Channel-Oblivious Counting Algorithms for Large-Scale RFID Systems
01 December 2015
Scalable, low-latency and accurate RFID counting algorithms have recently been proposed as a fundamental building block to support more complex query operations in a large-scale RFID system. One distinct feature of these algorithms is that they do not require explicit identification of individual tags and therefore can eliminate the latency bottleneck caused by serialization during multiple access control. However, these algorithms all assume reliable communications between the reader and the tags. While this assumption is also adopted by many tag-identification protocols in the current RFID standards, it is practically unachievable given the current technology and low-cost requirement of RFID tags. In fact, recent empirical studies have found that the communication between an RFID reader and a set of seemingly ``in-range{''} tags are still unreliable and highly non-deterministic due to the varying channel conditions.
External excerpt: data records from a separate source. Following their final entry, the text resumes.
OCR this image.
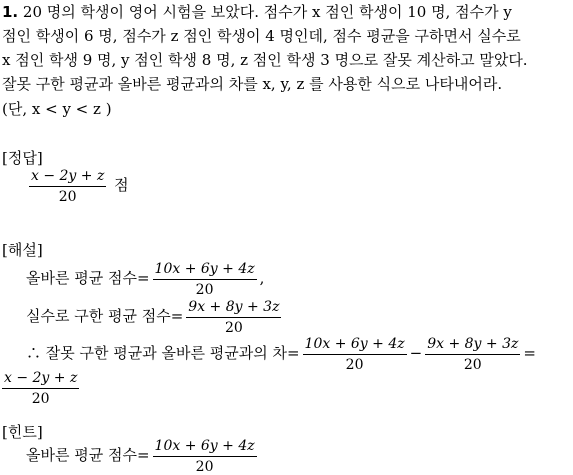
1. 20 명의 학생이 영어 시험을 보았다. 점수가 x 점인 학생이 10 명, 점수가 y
점인 학생이 6 명, 점수가 z 점인 학생이 4 명인데, 점수 평균을 구하면서 실수로
x 점인 학생 9 명, y 점인 학생 8 명, z 점인 학생 3 명으로 잘못 계산하고 말았다.
잘못 구한 평균과 올바른 평균과의 차를 x, y, z 를 사용한 식으로 나타내어라.
(단, x < y < z )
[정답]
$\frac{x - 2y + z}{20}$ 점
[해설]
올바른 평균 점수= $\frac{10x + 6y + 4z}{20}$ ,
실수로 구한 평균 점수= $\frac{9x + 8y + 3z}{20}$
∴ 잘못 구한 평균과 올바른 평균과의 차= $\frac{10x + 6y + 4z}{20} - \frac{9x + 8y + 3z}{20}$ =
$\frac{x - 2y + z}{20}$
[힌트]
올바른 평균 점수= $\frac{10x + 6y + 4z}{20}$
In this paper, we discuss the design and performance analysis of a set of channel-oblivious RFID counting algorithms which can estimate the size of a tag-set of interest over unreliable wireless channels. The proposed schemes can provide accurate cardinality estimates without any prior knowledge of the channel parameters. We first propose a series of algorithms and analyze their performance under a simplified memoryless lossy channel model. We then extend them to handle the impact due to backscattering effects and correlated losses found in practical RFID systems. Our proposed designs only require simple modifications to standard RFID tags and readers and can be implemented using current technologies with minimal increase in tag/reader cost. Our designs can also be extended to other RFID counting algorithms which assumed reliable communication channels.